Baltimore to launch nonprofit car-share service

AROUND THE REGION

November 29, 2008|By Annie Linskey | Annie Linskey,annie.linskey@baltsun.com

Baltimore officials are preparing to launch a nonprofit car-sharing service, hoping that the initiative will reduce the overall number of cars used in the city.

The idea is to create a service similar to that provided by the for-profit firm ZipCar, which allows subscribers to reserve a car via a Web site for a short time. Subscribers pay a monthly fee for the service, in addition to a per-mile or per-hour usage fee.

Under Baltimore's plan, members would have an electronic key card that would grant access to a vehicle during the reservation period. Members would have to return the car to a designated space. The city's nonprofit - which will be called BaltimoreCarShare - would be responsible for car insurance and maintenance.

Availability of the service could persuade some city families to give up a second car, said Peter E. Little, executive director of the city's parking authority.

He expects a test version of the program to be running by January or February and, if all goes well, he wants to open the service to the public by the end of March. Little said he is selecting an executive director for the nonprofit, setting up a Web site and leasing a fleet of cars.

Neighborhood leaders from Federal Hill, Hampden and Canton have expressed interest in hosting vehicles in the initial phase of the program, he said, and he hopes to ultimately expand it across the city.

In 2006, Little had hoped that ZipCar or Flexcar - then the country's two largest car-sharing companies - would expand in Baltimore.

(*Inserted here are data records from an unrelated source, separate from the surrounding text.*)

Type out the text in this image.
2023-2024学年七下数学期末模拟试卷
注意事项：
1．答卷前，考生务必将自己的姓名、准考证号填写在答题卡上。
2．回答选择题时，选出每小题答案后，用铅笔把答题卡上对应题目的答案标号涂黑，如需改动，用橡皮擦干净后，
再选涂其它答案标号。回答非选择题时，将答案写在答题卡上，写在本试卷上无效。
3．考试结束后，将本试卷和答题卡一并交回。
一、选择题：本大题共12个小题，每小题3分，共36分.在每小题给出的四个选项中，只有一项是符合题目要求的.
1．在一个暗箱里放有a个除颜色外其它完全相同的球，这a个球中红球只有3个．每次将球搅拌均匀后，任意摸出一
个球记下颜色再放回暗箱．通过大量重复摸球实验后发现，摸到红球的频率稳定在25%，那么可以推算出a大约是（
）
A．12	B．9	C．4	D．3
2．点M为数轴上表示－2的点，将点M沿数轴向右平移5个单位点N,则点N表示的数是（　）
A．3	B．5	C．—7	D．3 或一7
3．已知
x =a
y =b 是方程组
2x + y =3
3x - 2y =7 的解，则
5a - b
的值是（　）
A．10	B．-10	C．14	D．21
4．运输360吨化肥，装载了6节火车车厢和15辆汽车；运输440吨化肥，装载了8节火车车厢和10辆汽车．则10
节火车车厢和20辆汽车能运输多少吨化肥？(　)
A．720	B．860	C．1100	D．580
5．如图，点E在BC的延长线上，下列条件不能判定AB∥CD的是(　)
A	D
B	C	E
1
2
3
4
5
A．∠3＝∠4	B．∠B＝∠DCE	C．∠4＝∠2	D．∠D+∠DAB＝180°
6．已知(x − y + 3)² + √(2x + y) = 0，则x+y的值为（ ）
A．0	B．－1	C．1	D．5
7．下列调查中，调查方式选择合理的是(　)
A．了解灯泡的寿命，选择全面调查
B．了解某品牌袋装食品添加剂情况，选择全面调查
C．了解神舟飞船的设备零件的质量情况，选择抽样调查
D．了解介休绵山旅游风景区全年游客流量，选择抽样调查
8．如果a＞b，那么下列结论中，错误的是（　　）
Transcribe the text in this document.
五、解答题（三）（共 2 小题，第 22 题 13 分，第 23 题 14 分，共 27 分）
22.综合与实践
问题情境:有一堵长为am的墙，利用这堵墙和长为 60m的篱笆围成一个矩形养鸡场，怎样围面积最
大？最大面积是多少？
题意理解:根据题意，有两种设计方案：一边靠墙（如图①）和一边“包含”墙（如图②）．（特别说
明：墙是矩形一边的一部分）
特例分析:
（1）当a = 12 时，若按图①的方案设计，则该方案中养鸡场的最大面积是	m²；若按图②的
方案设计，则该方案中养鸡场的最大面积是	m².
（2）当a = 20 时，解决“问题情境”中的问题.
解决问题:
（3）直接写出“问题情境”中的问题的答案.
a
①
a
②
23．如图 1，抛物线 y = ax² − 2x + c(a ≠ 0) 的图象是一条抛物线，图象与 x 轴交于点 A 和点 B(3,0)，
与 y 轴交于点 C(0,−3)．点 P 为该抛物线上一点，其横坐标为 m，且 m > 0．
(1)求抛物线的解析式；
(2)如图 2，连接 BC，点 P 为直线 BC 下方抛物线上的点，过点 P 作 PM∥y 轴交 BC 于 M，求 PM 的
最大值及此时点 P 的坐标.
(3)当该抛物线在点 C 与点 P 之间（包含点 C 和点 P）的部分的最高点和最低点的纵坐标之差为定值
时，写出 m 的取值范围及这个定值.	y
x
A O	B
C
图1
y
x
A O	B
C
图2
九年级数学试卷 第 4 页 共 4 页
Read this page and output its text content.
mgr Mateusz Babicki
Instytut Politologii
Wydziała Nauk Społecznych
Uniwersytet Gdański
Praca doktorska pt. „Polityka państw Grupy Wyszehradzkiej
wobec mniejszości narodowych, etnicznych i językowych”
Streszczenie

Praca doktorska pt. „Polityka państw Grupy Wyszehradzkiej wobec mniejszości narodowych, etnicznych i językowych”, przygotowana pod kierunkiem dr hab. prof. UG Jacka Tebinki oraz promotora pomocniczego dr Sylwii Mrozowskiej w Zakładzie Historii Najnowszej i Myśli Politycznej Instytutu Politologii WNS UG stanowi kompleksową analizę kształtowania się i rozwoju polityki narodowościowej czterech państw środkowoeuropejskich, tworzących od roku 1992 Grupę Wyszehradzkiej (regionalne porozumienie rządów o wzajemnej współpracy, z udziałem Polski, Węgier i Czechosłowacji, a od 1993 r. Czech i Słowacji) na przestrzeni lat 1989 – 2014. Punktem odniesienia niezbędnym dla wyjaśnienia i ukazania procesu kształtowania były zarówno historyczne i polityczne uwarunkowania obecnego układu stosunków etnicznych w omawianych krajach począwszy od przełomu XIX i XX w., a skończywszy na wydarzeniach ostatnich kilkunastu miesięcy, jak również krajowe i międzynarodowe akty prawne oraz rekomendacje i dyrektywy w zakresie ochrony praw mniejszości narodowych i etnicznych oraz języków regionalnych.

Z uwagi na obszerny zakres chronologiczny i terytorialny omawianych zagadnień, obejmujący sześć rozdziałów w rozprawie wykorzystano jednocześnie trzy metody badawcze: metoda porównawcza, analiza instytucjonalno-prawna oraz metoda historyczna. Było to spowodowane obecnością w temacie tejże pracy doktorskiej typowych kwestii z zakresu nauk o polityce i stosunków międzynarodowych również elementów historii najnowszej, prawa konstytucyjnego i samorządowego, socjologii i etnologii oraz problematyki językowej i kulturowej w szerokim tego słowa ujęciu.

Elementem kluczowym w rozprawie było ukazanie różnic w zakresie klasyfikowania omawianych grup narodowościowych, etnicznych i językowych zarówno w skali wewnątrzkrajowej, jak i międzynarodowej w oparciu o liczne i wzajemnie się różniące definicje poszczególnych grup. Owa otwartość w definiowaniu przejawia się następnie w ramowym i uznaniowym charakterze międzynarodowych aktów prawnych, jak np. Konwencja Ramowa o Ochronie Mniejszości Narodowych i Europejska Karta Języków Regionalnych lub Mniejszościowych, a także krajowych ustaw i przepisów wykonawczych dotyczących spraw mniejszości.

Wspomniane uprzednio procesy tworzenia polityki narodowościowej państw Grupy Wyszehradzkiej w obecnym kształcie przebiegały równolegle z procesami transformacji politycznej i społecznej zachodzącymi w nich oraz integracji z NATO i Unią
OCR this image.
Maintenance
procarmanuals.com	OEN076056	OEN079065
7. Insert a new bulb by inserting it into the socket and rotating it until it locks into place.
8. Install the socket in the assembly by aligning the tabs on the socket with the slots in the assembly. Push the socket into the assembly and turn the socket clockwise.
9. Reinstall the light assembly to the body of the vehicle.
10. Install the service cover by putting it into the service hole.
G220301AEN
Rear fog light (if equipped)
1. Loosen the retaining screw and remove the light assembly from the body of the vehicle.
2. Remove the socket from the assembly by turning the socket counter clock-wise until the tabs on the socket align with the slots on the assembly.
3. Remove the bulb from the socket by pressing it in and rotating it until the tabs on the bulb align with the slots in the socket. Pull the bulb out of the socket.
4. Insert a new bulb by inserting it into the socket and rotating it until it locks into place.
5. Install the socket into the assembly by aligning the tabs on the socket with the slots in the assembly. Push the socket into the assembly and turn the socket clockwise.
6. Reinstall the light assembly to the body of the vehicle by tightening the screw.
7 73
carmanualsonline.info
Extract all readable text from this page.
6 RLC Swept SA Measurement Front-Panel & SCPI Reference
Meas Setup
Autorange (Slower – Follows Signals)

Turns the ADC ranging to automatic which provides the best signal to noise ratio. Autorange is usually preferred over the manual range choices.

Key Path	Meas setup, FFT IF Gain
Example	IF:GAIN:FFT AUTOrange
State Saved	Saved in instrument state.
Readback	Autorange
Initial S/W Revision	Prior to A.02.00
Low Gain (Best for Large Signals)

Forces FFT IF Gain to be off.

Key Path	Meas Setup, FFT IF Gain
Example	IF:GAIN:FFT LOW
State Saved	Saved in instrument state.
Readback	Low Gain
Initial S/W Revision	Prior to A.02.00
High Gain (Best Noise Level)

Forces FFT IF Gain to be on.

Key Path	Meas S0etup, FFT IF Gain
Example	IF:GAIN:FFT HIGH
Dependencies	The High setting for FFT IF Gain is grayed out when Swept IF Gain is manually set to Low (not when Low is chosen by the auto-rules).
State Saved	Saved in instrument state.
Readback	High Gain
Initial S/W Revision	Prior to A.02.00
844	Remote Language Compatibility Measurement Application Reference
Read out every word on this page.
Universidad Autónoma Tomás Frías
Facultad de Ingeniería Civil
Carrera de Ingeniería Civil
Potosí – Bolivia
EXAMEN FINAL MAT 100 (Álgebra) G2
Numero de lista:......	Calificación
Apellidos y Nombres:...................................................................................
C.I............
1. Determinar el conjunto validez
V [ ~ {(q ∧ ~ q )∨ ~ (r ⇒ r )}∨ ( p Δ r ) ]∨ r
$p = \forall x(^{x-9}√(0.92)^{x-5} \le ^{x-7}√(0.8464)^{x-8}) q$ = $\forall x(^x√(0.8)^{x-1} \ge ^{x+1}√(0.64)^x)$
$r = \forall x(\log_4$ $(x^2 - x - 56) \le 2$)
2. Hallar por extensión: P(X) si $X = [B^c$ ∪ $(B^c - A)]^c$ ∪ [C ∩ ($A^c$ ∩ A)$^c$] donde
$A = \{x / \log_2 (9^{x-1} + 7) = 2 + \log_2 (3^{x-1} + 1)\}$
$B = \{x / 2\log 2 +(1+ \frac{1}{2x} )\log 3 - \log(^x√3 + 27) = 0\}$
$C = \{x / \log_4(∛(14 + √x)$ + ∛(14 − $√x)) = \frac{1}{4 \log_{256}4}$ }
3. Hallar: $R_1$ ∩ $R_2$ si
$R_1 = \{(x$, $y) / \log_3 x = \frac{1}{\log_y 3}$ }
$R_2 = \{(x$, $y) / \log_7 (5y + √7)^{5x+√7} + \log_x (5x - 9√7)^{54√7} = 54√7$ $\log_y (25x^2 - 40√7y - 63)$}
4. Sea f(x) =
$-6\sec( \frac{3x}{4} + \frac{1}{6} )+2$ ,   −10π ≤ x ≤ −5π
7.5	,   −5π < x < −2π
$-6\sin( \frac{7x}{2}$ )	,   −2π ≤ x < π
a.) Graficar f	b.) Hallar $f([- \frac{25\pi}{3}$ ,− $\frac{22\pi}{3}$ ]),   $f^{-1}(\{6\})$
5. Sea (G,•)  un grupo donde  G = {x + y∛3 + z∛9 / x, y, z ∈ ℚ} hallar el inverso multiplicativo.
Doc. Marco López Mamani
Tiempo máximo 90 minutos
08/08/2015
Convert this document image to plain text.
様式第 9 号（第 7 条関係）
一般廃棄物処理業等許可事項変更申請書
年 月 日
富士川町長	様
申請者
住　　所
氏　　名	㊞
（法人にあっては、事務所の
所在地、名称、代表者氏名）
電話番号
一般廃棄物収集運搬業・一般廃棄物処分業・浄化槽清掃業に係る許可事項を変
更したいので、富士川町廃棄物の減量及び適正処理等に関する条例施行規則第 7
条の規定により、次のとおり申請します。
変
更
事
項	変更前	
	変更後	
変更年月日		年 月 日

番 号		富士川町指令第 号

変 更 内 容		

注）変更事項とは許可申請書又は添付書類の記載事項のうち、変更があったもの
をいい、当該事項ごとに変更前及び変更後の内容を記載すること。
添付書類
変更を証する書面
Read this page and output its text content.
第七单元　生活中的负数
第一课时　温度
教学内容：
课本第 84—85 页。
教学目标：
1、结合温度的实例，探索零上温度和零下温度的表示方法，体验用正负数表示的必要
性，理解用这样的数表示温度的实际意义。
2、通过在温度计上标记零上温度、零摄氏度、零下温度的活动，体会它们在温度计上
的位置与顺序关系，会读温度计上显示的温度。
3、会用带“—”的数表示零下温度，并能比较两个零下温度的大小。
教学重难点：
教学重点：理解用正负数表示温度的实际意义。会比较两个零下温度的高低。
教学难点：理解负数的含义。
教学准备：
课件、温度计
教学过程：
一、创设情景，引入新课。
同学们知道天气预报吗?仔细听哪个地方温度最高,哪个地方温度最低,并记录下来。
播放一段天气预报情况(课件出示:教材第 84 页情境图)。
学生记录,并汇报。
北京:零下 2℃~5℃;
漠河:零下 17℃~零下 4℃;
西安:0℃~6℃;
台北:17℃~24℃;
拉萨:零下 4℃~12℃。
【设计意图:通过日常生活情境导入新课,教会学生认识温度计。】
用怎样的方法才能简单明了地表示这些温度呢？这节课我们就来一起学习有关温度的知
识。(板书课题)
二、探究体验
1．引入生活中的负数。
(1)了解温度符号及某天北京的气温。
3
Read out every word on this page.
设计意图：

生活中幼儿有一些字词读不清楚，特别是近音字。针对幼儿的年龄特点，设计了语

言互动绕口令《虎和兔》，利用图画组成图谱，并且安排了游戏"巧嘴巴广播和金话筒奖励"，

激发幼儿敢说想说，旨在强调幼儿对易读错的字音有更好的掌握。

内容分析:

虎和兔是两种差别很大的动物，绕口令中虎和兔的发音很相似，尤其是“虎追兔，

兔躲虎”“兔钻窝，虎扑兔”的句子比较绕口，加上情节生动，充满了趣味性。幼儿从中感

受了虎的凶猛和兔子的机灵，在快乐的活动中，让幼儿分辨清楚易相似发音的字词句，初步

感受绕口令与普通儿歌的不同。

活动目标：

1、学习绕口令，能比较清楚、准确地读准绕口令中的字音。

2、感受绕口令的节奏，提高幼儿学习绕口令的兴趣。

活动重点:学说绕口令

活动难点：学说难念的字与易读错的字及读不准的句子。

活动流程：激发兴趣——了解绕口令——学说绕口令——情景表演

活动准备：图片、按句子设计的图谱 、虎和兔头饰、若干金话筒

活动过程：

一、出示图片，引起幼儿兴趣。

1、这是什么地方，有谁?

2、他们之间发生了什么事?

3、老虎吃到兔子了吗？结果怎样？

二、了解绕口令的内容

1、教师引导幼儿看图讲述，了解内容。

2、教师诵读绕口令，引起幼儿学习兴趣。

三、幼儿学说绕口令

Flexcar initially showed interest, but when the two firms merged last fall, the resulting company decided not to commit more cars to Baltimore. ZipCar, the merged company, still has a handful of vehicles at the Johns Hopkins University.

Looking for other options, Little learned about a nonprofit car-sharing model in Philadelphia called PhillyCarShare, which has 400 vehicles and about 50,000 members. That program has become the basis for his plans here.

PhillyCarShare co-founder Tanya Seaman, who is consulting for Baltimore's program, said that many PhillyCarShare members gave up their personal cars. And those members are driving less, she said. "They change how they get around," she said.

Baltimore's organization will be called BaltimoreCarShare, and it has received $60,000 from the city, Little said. Private and public grants are being pursued.

It will take some people time to get comfortable with the idea. City Councilman Bernard "Jack" Young, who is on the board of directors of the city's Parking Authority, said that he supports the idea but probably would not use the service until he was sure all of the kinks were ironed out.

"When I need to jump in a car, I jump in a car," Young said.